The selected model is no longer installed locally, or the local server returned a stale model list.
For Ollama:
ollama list
ollama pull llama3.2 Then select the installed model from Utsuwa’s model dropdown.
“Connection refused”
The port doesn’t match. Default ports:
| Provider | Port |
|---|---|
| Ollama | 11434 |
| LM Studio | 1234 |
Make sure the URL in Utsuwa matches the port your server is using.
Slow responses
- Try a smaller model (3B parameters instead of 7B+)

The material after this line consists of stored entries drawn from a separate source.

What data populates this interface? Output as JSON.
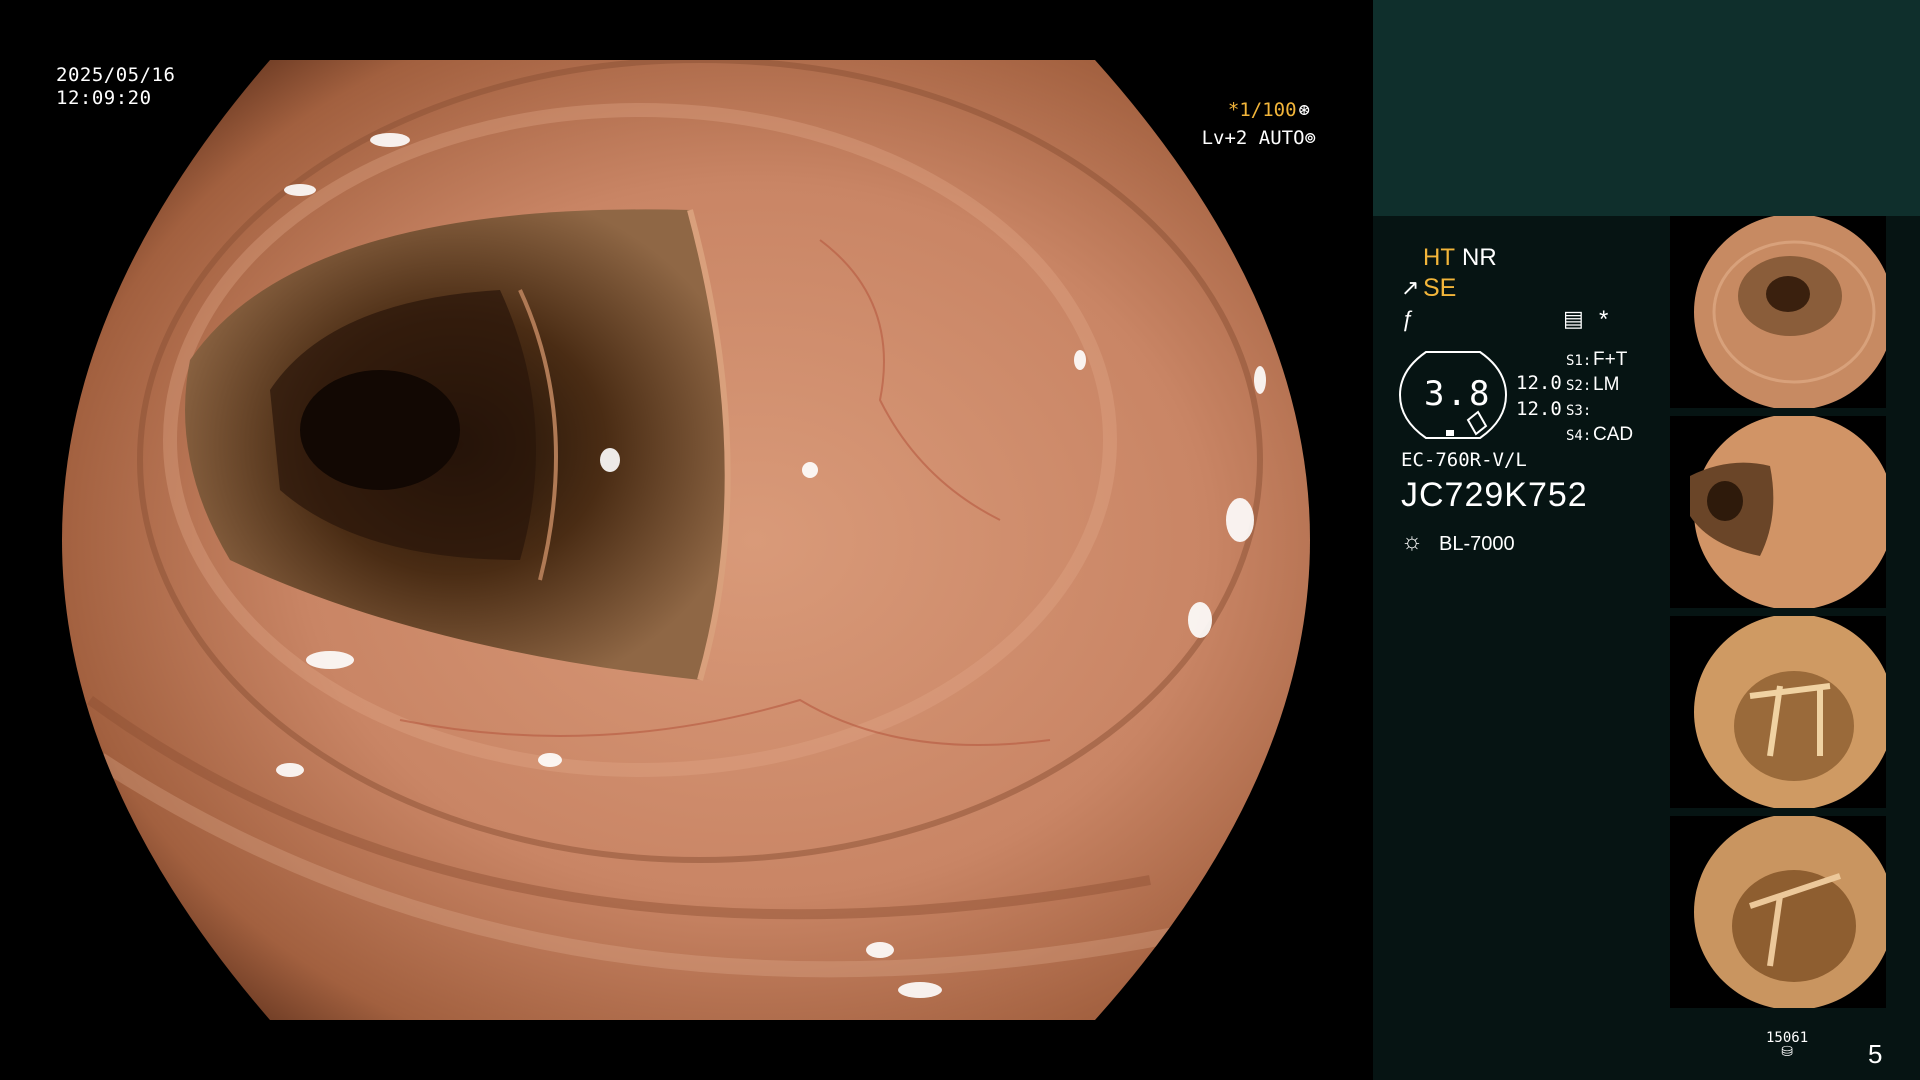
{
  "main_view": {
    "date": "2025/05/16",
    "time": "12:09:20",
    "shutter": "*1/100",
    "shutter_icon": "aperture-icon",
    "level": "Lv+2 AUTO",
    "level_icon": "iris-icon"
  },
  "panel": {
    "ht": "HT",
    "nr": "NR",
    "se": "SE",
    "se_icon": "structure-enhance-icon",
    "struct_icon": "edge-enhance-icon",
    "memo_icon": "memo-icon",
    "asterisk": "*",
    "zoom_value": "3.8",
    "value_a": "12.0",
    "value_b": "12.0",
    "switches": [
      {
        "key": "S1:",
        "value": "F+T"
      },
      {
        "key": "S2:",
        "value": "LM"
      },
      {
        "key": "S3:",
        "value": ""
      },
      {
        "key": "S4:",
        "value": "CAD"
      }
    ],
    "scope_model": "EC-760R-V/L",
    "scope_serial": "JC729K752",
    "light_source": "BL-7000",
    "light_icon": "light-source-icon",
    "image_count": "15061",
    "page_number": "5"
  },
  "colors": {
    "accent_yellow": "#f2b53a",
    "panel_dark": "#061413",
    "panel_header": "#0f2f2c"
  }
}
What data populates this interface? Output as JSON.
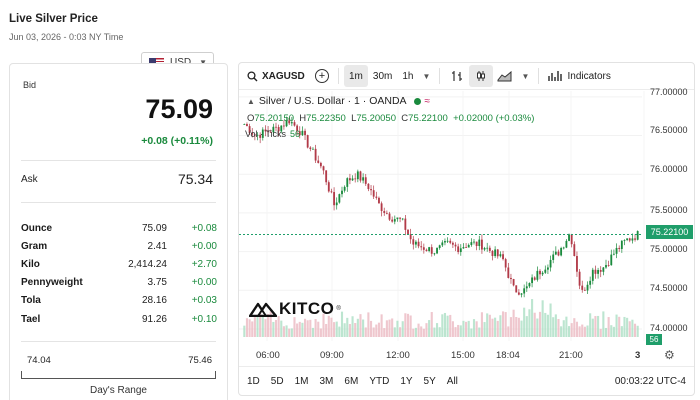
{
  "header": {
    "title": "Live Silver Price",
    "subtitle": "Jun 03, 2026 - 0:03 NY Time",
    "currency": "USD"
  },
  "quote": {
    "bid_label": "Bid",
    "bid": "75.09",
    "change": "+0.08 (+0.11%)",
    "ask_label": "Ask",
    "ask": "75.34"
  },
  "units": [
    {
      "name": "Ounce",
      "value": "75.09",
      "change": "+0.08"
    },
    {
      "name": "Gram",
      "value": "2.41",
      "change": "+0.00"
    },
    {
      "name": "Kilo",
      "value": "2,414.24",
      "change": "+2.70"
    },
    {
      "name": "Pennyweight",
      "value": "3.75",
      "change": "+0.00"
    },
    {
      "name": "Tola",
      "value": "28.16",
      "change": "+0.03"
    },
    {
      "name": "Tael",
      "value": "91.26",
      "change": "+0.10"
    }
  ],
  "days_range": {
    "low": "74.04",
    "high": "75.46",
    "label": "Day's Range"
  },
  "toolbar": {
    "symbol": "XAGUSD",
    "intervals": [
      "1m",
      "30m",
      "1h"
    ],
    "active_interval": "1m",
    "indicators_label": "Indicators"
  },
  "legend": {
    "name": "Silver / U.S. Dollar · 1 · OANDA",
    "open_k": "O",
    "open": "75.20150",
    "high_k": "H",
    "high": "75.22350",
    "low_k": "L",
    "low": "75.20050",
    "close_k": "C",
    "close": "75.22100",
    "delta": "+0.02000 (+0.03%)",
    "vol_label": "Vol · Ticks",
    "vol_value": "56"
  },
  "logo_text": "KITCO",
  "logo_reg": "®",
  "price_axis": [
    "77.00000",
    "76.50000",
    "76.00000",
    "75.50000",
    "75.00000",
    "74.50000",
    "74.00000"
  ],
  "current_price_tag": "75.22100",
  "volume_tag": "56",
  "time_axis": [
    "06:00",
    "09:00",
    "12:00",
    "15:00",
    "18:04",
    "21:00",
    "3"
  ],
  "ranges": [
    "1D",
    "5D",
    "1M",
    "3M",
    "6M",
    "YTD",
    "1Y",
    "5Y",
    "All"
  ],
  "clock": "00:03:22 UTC-4",
  "colors": {
    "up": "#1a8a3d",
    "down": "#b23a48",
    "tag": "#1f9e6a"
  },
  "icons": [
    "search-icon",
    "plus-icon",
    "chevron-down-icon",
    "bar-style-icon",
    "candle-icon",
    "area-chart-icon",
    "indicators-icon",
    "gear-icon"
  ],
  "chart_data": {
    "type": "candlestick",
    "title": "Silver / U.S. Dollar · 1 · OANDA",
    "x_ticks": [
      "06:00",
      "09:00",
      "12:00",
      "15:00",
      "18:04",
      "21:00",
      "3"
    ],
    "ylim": [
      73.87,
      77.05
    ],
    "current_price": 75.221,
    "x": [
      "05:15",
      "06:00",
      "07:00",
      "08:00",
      "08:30",
      "09:00",
      "09:30",
      "10:00",
      "10:30",
      "11:00",
      "11:30",
      "12:00",
      "12:30",
      "13:00",
      "13:30",
      "14:00",
      "14:30",
      "15:00",
      "15:30",
      "16:00",
      "16:30",
      "17:00",
      "17:30",
      "18:00",
      "18:30",
      "19:00",
      "19:30",
      "20:00",
      "20:30",
      "21:00",
      "21:30",
      "22:00",
      "22:30",
      "23:00",
      "23:30",
      "00:00"
    ],
    "close": [
      76.65,
      76.5,
      76.55,
      76.6,
      76.7,
      76.55,
      76.3,
      76.05,
      75.6,
      75.9,
      76.0,
      75.85,
      75.6,
      75.45,
      75.4,
      75.1,
      75.05,
      75.0,
      75.1,
      75.05,
      75.1,
      75.1,
      75.0,
      74.9,
      74.5,
      74.5,
      74.7,
      74.85,
      75.0,
      75.25,
      74.45,
      74.75,
      74.8,
      75.0,
      75.15,
      75.22
    ],
    "volume_note": "Vol · Ticks"
  }
}
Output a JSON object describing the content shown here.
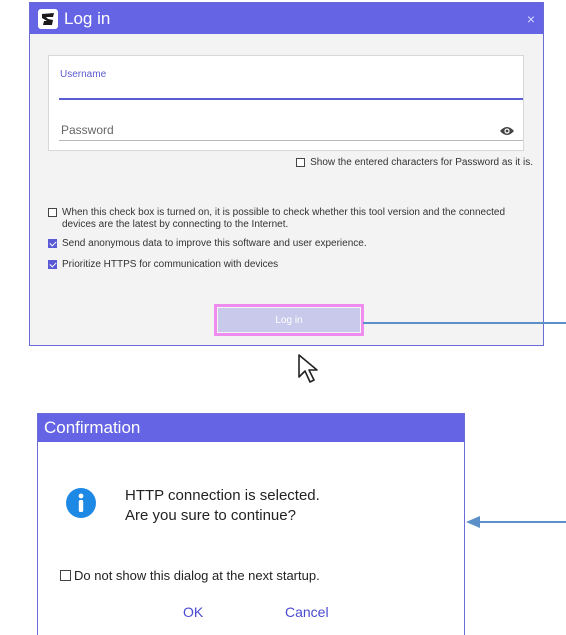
{
  "login": {
    "title": "Log in",
    "close_glyph": "×",
    "username_label": "Username",
    "username_value": "",
    "password_placeholder": "Password",
    "show_password_label": "Show the entered characters for Password as it is.",
    "show_password_checked": false,
    "options": [
      {
        "label": "When this check box is turned on, it is possible to check whether this tool version and the connected devices are the latest by connecting to the Internet.",
        "checked": false
      },
      {
        "label": "Send anonymous data to improve this software and user experience.",
        "checked": true
      },
      {
        "label": "Prioritize HTTPS for communication with devices",
        "checked": true
      }
    ],
    "login_button": "Log in"
  },
  "confirm": {
    "title": "Confirmation",
    "message_line1": "HTTP connection is selected.",
    "message_line2": "Are you sure to continue?",
    "dont_show_label": "Do not show this dialog at the next startup.",
    "ok": "OK",
    "cancel": "Cancel"
  },
  "colors": {
    "titlebar": "#6464e4",
    "accent": "#5a5ad6",
    "highlight": "#f08cf0",
    "annotation_arrow": "#5b8fc8",
    "info": "#1e88e5"
  },
  "icons": {
    "app": "app-logo-icon",
    "close": "close-icon",
    "eye": "eye-icon",
    "info": "info-icon",
    "cursor": "mouse-cursor-icon"
  }
}
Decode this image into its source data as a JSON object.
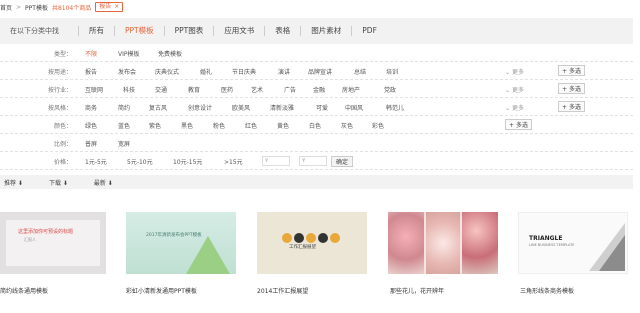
{
  "breadcrumb": {
    "home": "首页",
    "sep": ">",
    "current": "PPT模板",
    "count": "共8104个商品",
    "tag": "报告",
    "tag_close": "×"
  },
  "category_bar": {
    "title": "在以下分类中找",
    "tabs": [
      {
        "label": "所有",
        "active": false
      },
      {
        "label": "PPT模板",
        "active": true
      },
      {
        "label": "PPT图表",
        "active": false
      },
      {
        "label": "应用文书",
        "active": false
      },
      {
        "label": "表格",
        "active": false
      },
      {
        "label": "图片素材",
        "active": false
      },
      {
        "label": "PDF",
        "active": false
      }
    ]
  },
  "filters": {
    "more_label": "更多",
    "multi_label": "+ 多选",
    "rows": [
      {
        "label": "类型：",
        "options": [
          "不限",
          "VIP模板",
          "免费模板"
        ],
        "active": 0,
        "more": false,
        "multi": false
      },
      {
        "label": "按用途：",
        "options": [
          "报告",
          "发布会",
          "庆典仪式",
          "婚礼",
          "节日庆典",
          "演讲",
          "品牌宣讲",
          "总结",
          "培训"
        ],
        "more": true,
        "multi": true
      },
      {
        "label": "按行业：",
        "options": [
          "互联网",
          "科技",
          "交通",
          "教育",
          "医药",
          "艺术",
          "广告",
          "金融",
          "房地产",
          "党政"
        ],
        "more": true,
        "multi": true
      },
      {
        "label": "按风格：",
        "options": [
          "商务",
          "简约",
          "复古风",
          "创意设计",
          "欧美风",
          "清新淡雅",
          "可爱",
          "中国风",
          "韩范儿"
        ],
        "more": true,
        "multi": true
      },
      {
        "label": "颜色：",
        "options": [
          "绿色",
          "蓝色",
          "紫色",
          "黑色",
          "粉色",
          "红色",
          "黄色",
          "白色",
          "灰色",
          "彩色"
        ],
        "more": false,
        "multi": true
      },
      {
        "label": "比例：",
        "options": [
          "普屏",
          "宽屏"
        ],
        "more": false,
        "multi": false
      },
      {
        "label": "价格：",
        "options": [
          "1元-5元",
          "5元-10元",
          "10元-15元",
          ">15元"
        ],
        "more": false,
        "multi": false
      }
    ],
    "price_min_placeholder": "¥",
    "price_max_placeholder": "¥",
    "confirm_label": "确定"
  },
  "sort_bar": {
    "items": [
      "推荐 ⬇",
      "下载 ⬇",
      "最新 ⬇"
    ]
  },
  "products": [
    {
      "caption": "简约线条通用模板",
      "thumb_title": "这里添加你可预设的标题",
      "thumb_sub": "汇报人"
    },
    {
      "caption": "彩虹小清新发通用PPT模板",
      "thumb_title": "2017年清新发布会PPT模板"
    },
    {
      "caption": "2014工作汇报展望",
      "thumb_title": "工作汇报展望"
    },
    {
      "caption": "那些花儿，花开辨年",
      "thumb_title": ""
    },
    {
      "caption": "三角形线条商务模板",
      "thumb_title": "TRIANGLE",
      "thumb_sub": "LINE BUSINESS TEMPLATE"
    }
  ],
  "colors": {
    "accent": "#e8643c",
    "bar_bg": "#f2f2f2"
  }
}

- Check that GPU acceleration is enabled in your LLM tool’s settings
- Close other memory-heavy applications
CORS errors in browser
If you’re running Utsuwa in a browser and getting CORS errors with Ollama, set the origins environment variable before starting the server:
OLLAMA_ORIGINS=https://www.utsuwa.ai,https://utsuwa.ai ollama serve Ollama documents this under allowing additional web origins.
For Vercel previews, replace the value with the exact preview origin from the browser address bar:
OLLAMA_ORIGINS=https://your-preview.vercel.app ollama serve If you use multiple Utsuwa origins, comma-separate them. Use OLLAMA_ORIGINS=http://localhost:5173 for local development, or OLLAMA_ORIGINS=* only if you intentionally want to allow any browser origin on your machine.
This isn’t needed when using the desktop app.